D'autres épisodes devraient nous alerter. Une petite fille de 10 ans a été interpellée chez elle par des forces de police cagoulées avant d'être emmenée et retenue au commissariat, où on lui a posé des questions qu'elle n'a probablement pas comprises et qui se sont certainement révélées contre-productives pour évoquer ce qu'elle avait exprimé lors de cet hommage. Au-delà du fait que ce n'est pas ainsi que nous identifierons des cas de radicalisation ou d'emprise terroriste, je crains vraiment que de tels procédés ne nourrissent des rages et des ressentiments – ce qui est bien loin de l'objectif que nous partageons.
J'évoque cet exemple car il a fait l'actualité ces dernières semaines. Pour en revenir à l'amendement, nous estimons qu'une procédure de retenue ne doit pas être possible pour un mineur âgés de 10 à 13 ans. D'autres solutions existent.
Vous proposez, aux termes de votre amendement, de supprimer la retenue pour les mineurs âgés de 10 à 13 ans. Je me permets de rappeler que cette mesure reste tout à fait exceptionnelle. Il peut malgré tout être nécessaire, par exemple lorsque des mineurs de moins de 13 ans sont utilisés par des réseaux pour faire le guet dans le cadre de trafics, de disposer des outils nécessaires pour qu'ils soient entendus.
Je rappelle également que les conditions de recours à cette possibilité sont très restrictives : la retenue ne peut concerner qu'un mineur de 10 à 13 ans à l'encontre duquel il existe une ou plusieurs raisons plausibles de soupçonner qu'il a commis ou tenté de commettre un crime ou un délit puni d'au moins 5 ans d'emprisonnement.

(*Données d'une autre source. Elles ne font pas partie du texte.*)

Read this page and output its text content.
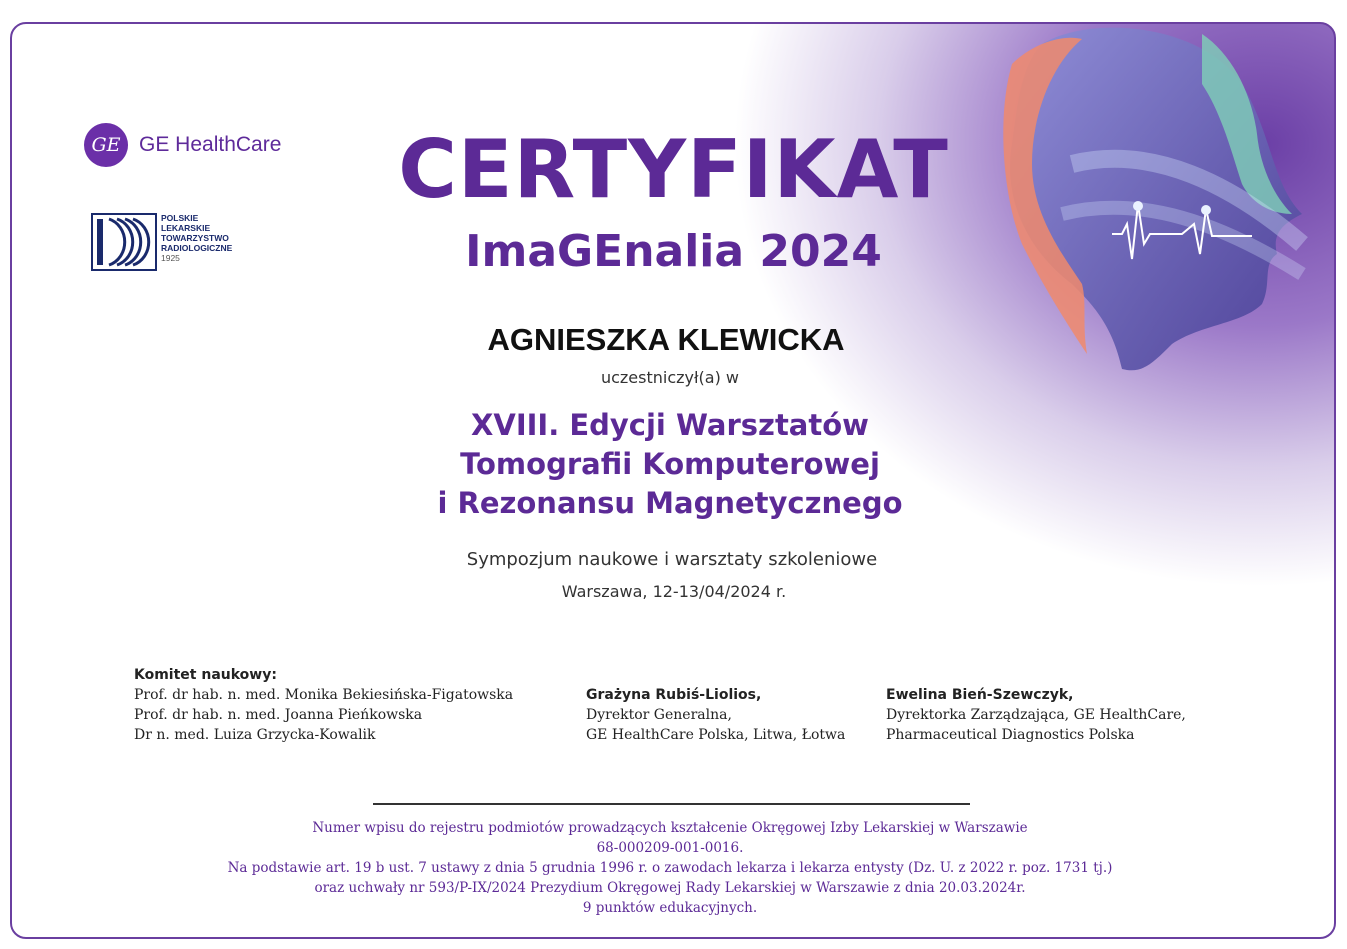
GE GE HealthCare
POLSKIE
LEKARSKIE
TOWARZYSTWO
RADIOLOGICZNE
1925
CERTYFIKAT
ImaGEnalia 2024
AGNIESZKA KLEWICKA
uczestniczył(a) w
XVIII. Edycji Warsztatów
Tomografii Komputerowej
i Rezonansu Magnetycznego
Sympozjum naukowe i warsztaty szkoleniowe
Warszawa, 12-13/04/2024 r.
Komitet naukowy:
Prof. dr hab. n. med. Monika Bekiesińska-Figatowska
Prof. dr hab. n. med. Joanna Pieńkowska
Dr n. med. Luiza Grzycka-Kowalik
Grażyna Rubiś-Liolios,
Dyrektor Generalna,
GE HealthCare Polska, Litwa, Łotwa
Ewelina Bień-Szewczyk,
Dyrektorka Zarządzająca, GE HealthCare,
Pharmaceutical Diagnostics Polska
Numer wpisu do rejestru podmiotów prowadzących kształcenie Okręgowej Izby Lekarskiej w Warszawie
68-000209-001-0016.
Na podstawie art. 19 b ust. 7 ustawy z dnia 5 grudnia 1996 r. o zawodach lekarza i lekarza entysty (Dz. U. z 2022 r. poz. 1731 tj.)
oraz uchwały nr 593/P-IX/2024 Prezydium Okręgowej Rady Lekarskiej w Warszawie z dnia 20.03.2024r.
9 punktów edukacyjnych.
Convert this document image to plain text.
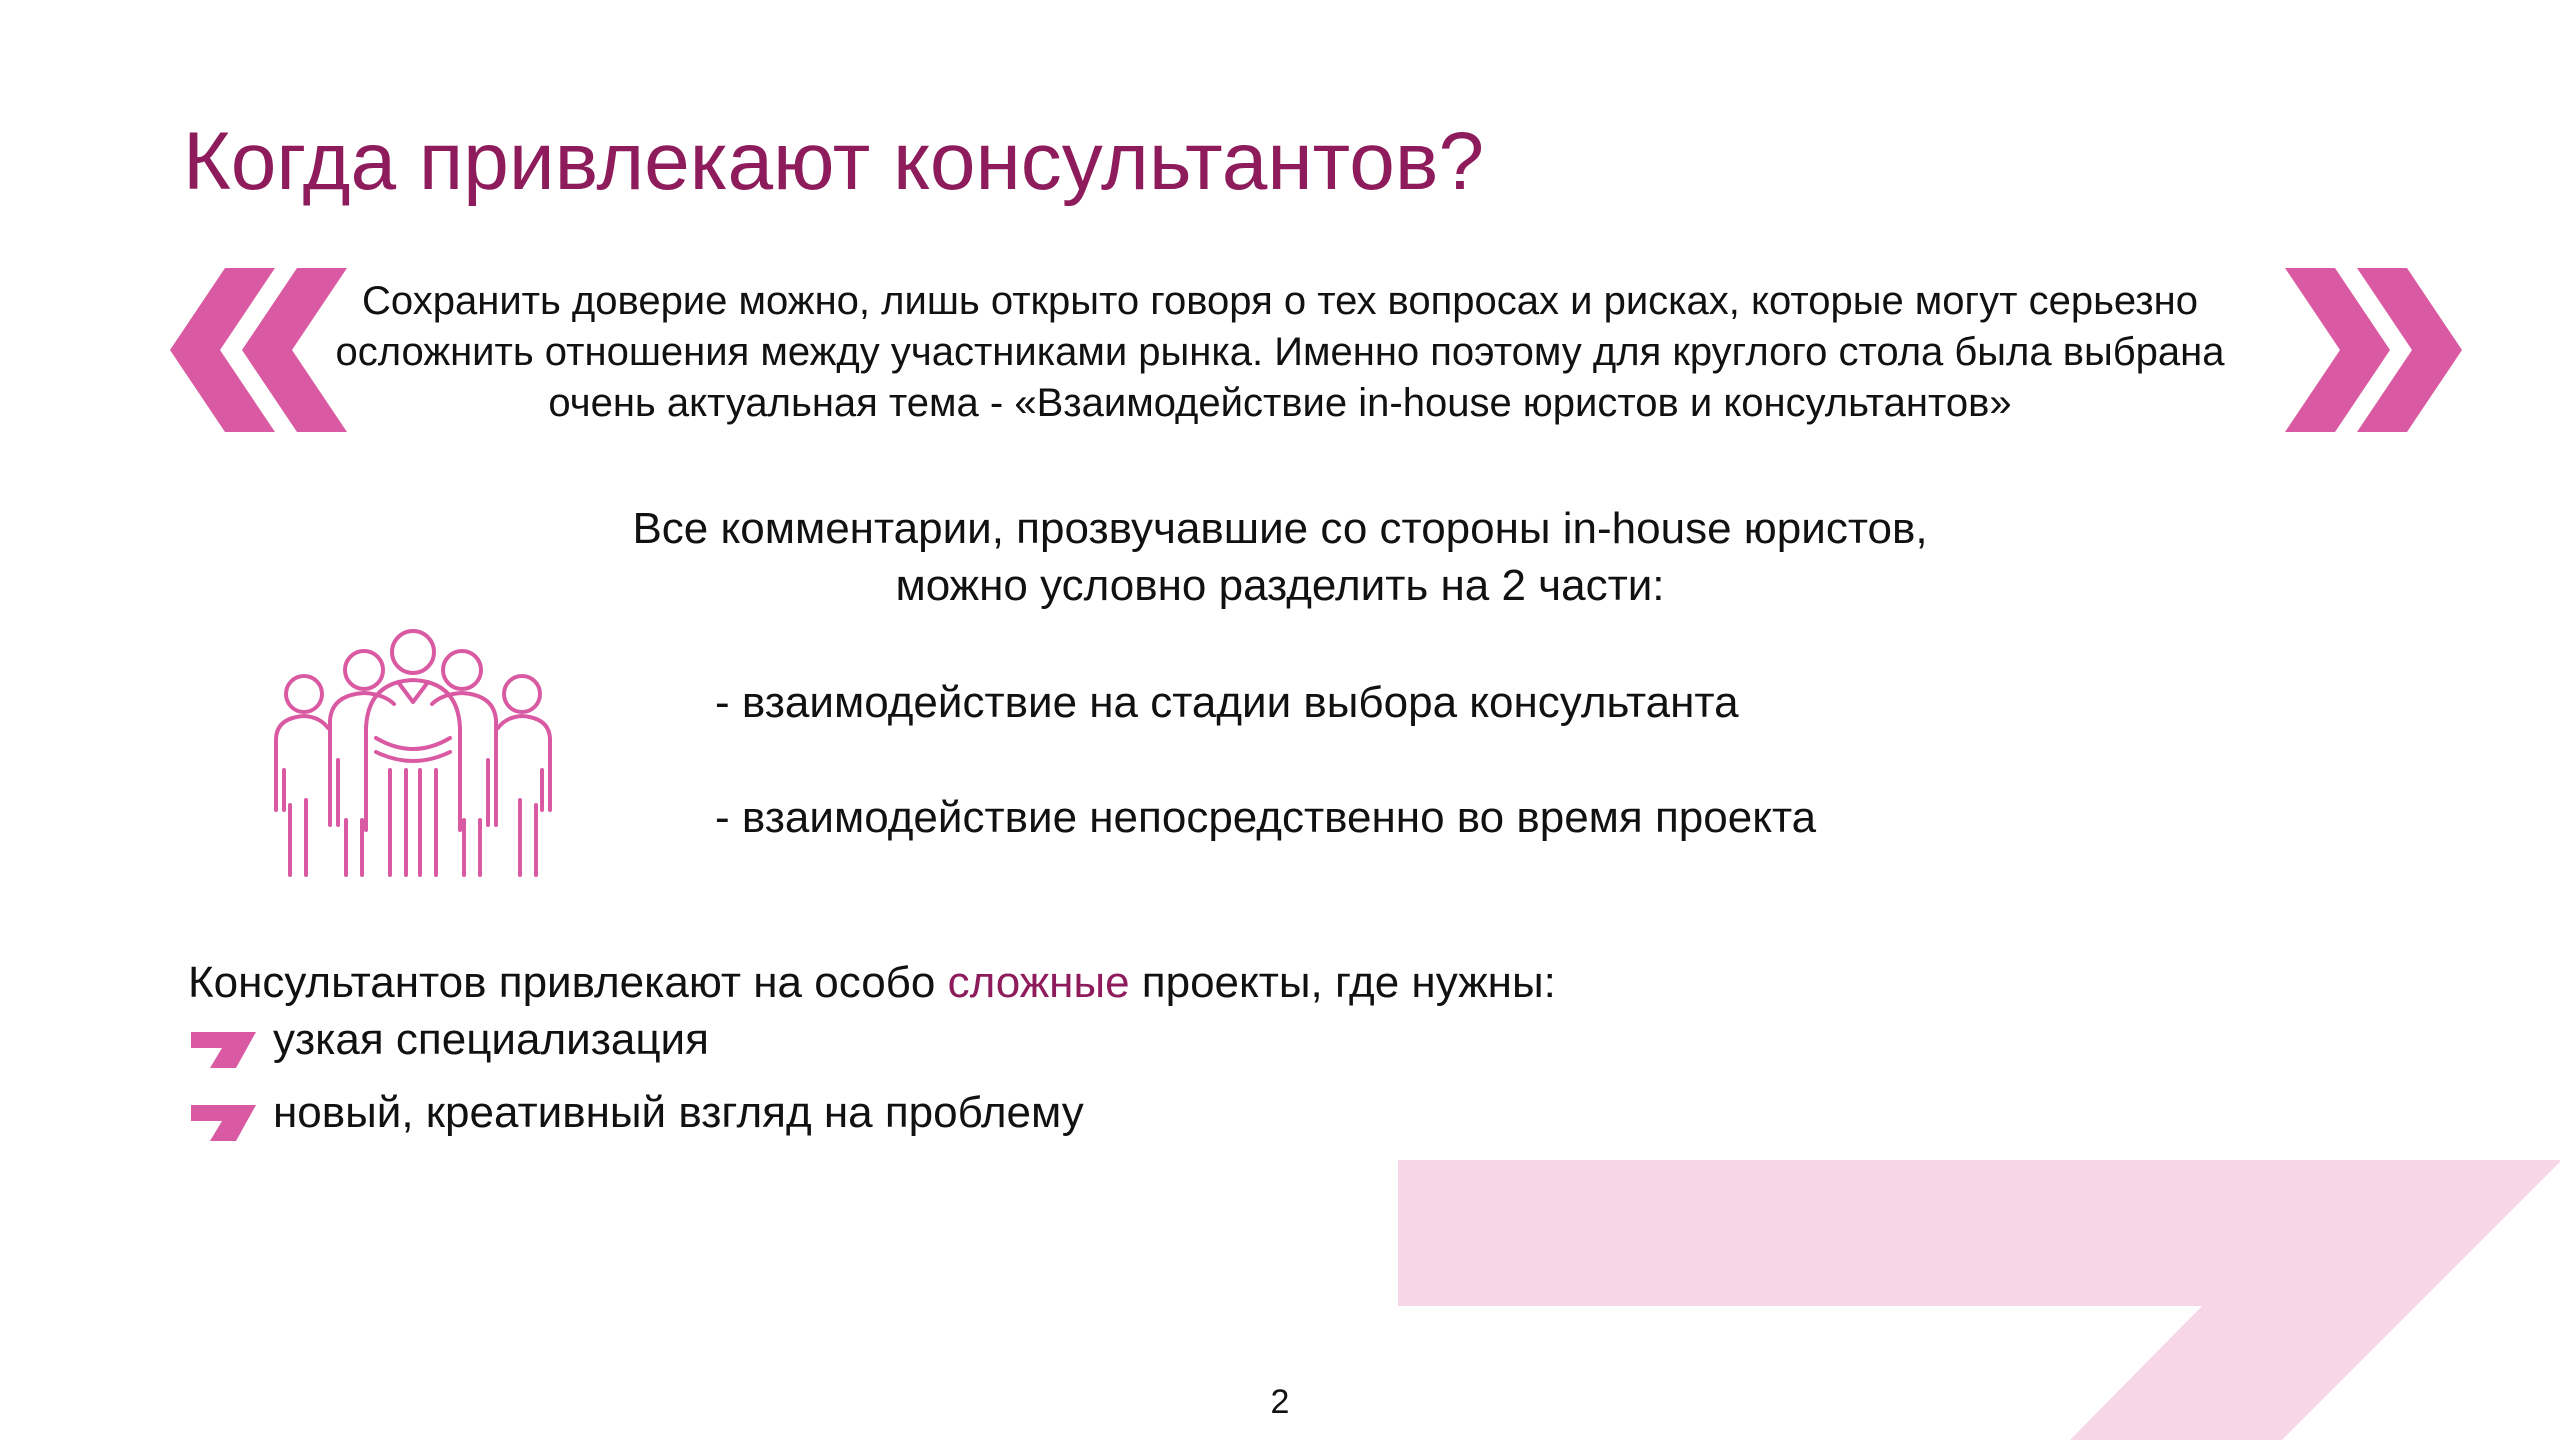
Когда привлекают консультантов?
Сохранить доверие можно, лишь открыто говоря о тех вопросах и рисках, которые могут серьезно
осложнить отношения между участниками рынка. Именно поэтому для круглого стола была выбрана
очень актуальная тема - «Взаимодействие in-house юристов и консультантов»
Все комментарии, прозвучавшие со стороны in-house юристов,
можно условно разделить на 2 части:
- взаимодействие на стадии выбора консультанта
- взаимодействие непосредственно во время проекта
Консультантов привлекают на особо сложные проекты, где нужны:
узкая специализация
новый, креативный взгляд на проблему
2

Cette mesure doit être l'unique moyen de parvenir à au moins un des objectifs mentionnés à l'article 62-2 du code de procédure pénale. Elle requiert l'accord préalable et le contrôle du procureur de la République ou du juge d'instruction. La durée fixée par le magistrat ne peut excéder douze heures. Enfin, la retenue est strictement limitée au temps nécessaire à la déposition du mineur et à sa présentation devant le magistrat compétent.

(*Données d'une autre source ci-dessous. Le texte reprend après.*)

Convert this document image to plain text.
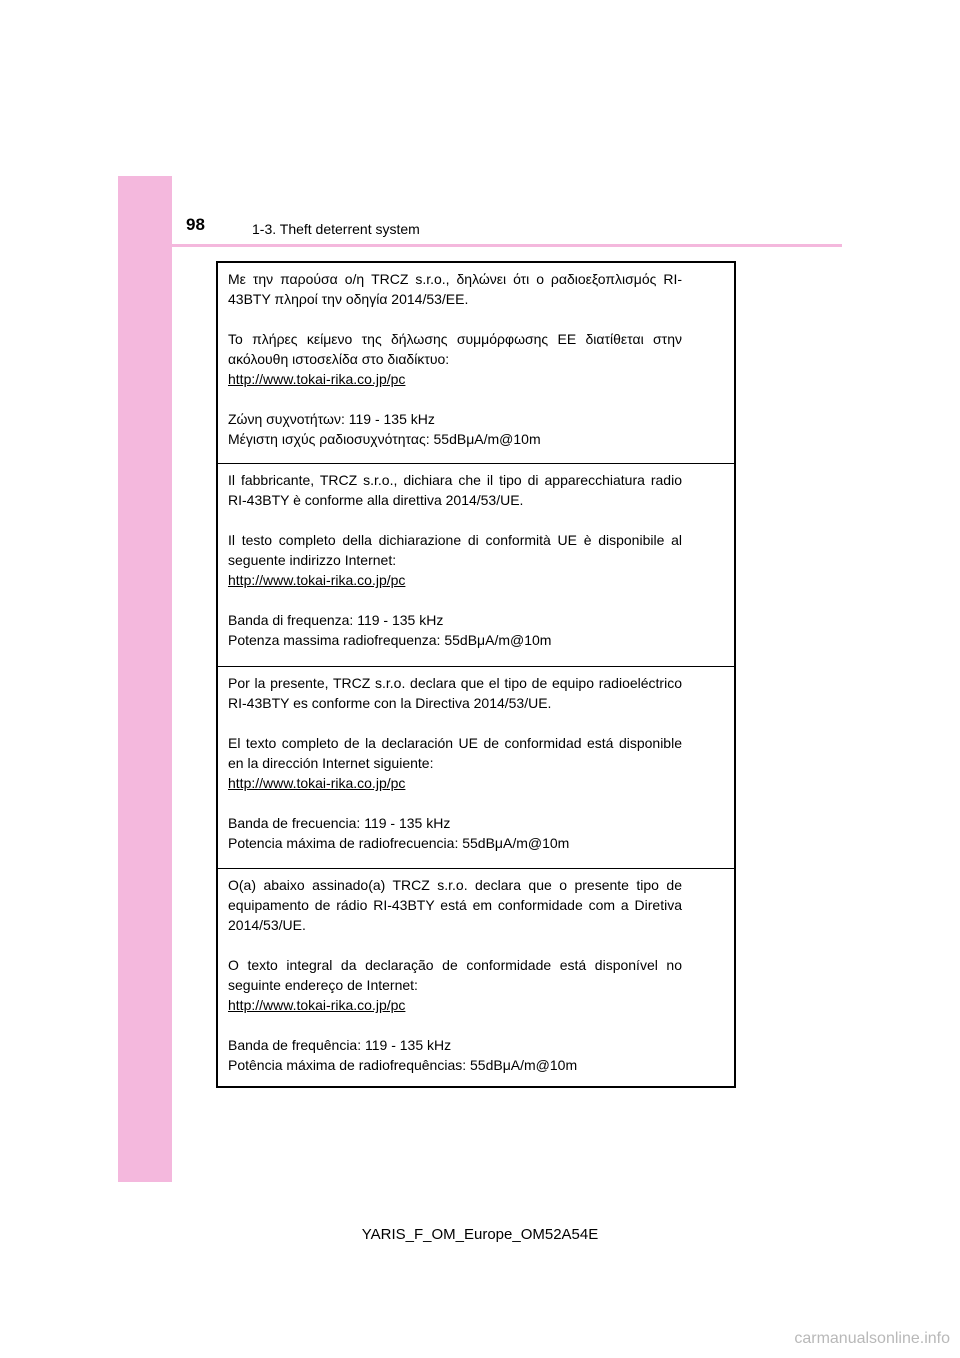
98	1-3. Theft deterrent system

Με την παρούσα ο/η TRCZ s.r.o., δηλώνει ότι ο ραδιοεξοπλισμός RI-43BTY πληροί την οδηγία 2014/53/ΕΕ.

Το πλήρες κείμενο της δήλωσης συμμόρφωσης ΕΕ διατίθεται στην ακόλουθη ιστοσελίδα στο διαδίκτυο:

http://www.tokai-rika.co.jp/pc

Ζώνη συχνοτήτων: 119 - 135 kHz

Μέγιστη ισχύς ραδιοσυχνότητας: 55dBμA/m@10m

Il fabbricante, TRCZ s.r.o., dichiara che il tipo di apparecchiatura radio RI-43BTY è conforme alla direttiva 2014/53/UE.

Il testo completo della dichiarazione di conformità UE è disponibile al seguente indirizzo Internet:

http://www.tokai-rika.co.jp/pc

Banda di frequenza: 119 - 135 kHz

Potenza massima radiofrequenza: 55dBμA/m@10m

Por la presente, TRCZ s.r.o. declara que el tipo de equipo radioeléctrico RI-43BTY es conforme con la Directiva 2014/53/UE.

El texto completo de la declaración UE de conformidad está disponible en la dirección Internet siguiente:

http://www.tokai-rika.co.jp/pc

Banda de frecuencia: 119 - 135 kHz

Potencia máxima de radiofrecuencia: 55dBμA/m@10m

O(a) abaixo assinado(a) TRCZ s.r.o. declara que o presente tipo de equipamento de rádio RI-43BTY está em conformidade com a Diretiva 2014/53/UE.

O texto integral da declaração de conformidade está disponível no seguinte endereço de Internet:

http://www.tokai-rika.co.jp/pc

Banda de frequência: 119 - 135 kHz

Potência máxima de radiofrequências: 55dBμA/m@10m

YARIS_F_OM_Europe_OM52A54E
carmanualsonline.info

Ces conditions très restrictives garantissent le caractère tout à fait exceptionnel de cette disposition, qui peut néanmoins, dans certains cas, paraître utile pour les raisons évoquées précédemment. Avis défavorable.
Pour les mêmes raisons, il est défavorable.
Je suis quelque peu gêné par le raisonnement qui sous-tend cet amendement. Si nous sommes tous d'accord pour dire qu'il n'est pas question d'enfermer indéfiniment – ou même de quelque manière que ce soit – des mineurs, cette proposition s'appuie sur le présupposé selon lequel les services de police et de justice de l'État seraient constitués d'affreux tortionnaires liberticides qui ne penseraient qu'à arrêter des personnes pour les retenir contre leur gré. À rebours de ce raisonnement, je suis plutôt fier que le législateur permette aux services de police de sortir des enfants de la rue et de ne pas les laisser en déshérence, livrés à des réseaux qui les exploitent – peu importe qu'ils aient 10, 11, 12, 13, 14 ou 15 ans.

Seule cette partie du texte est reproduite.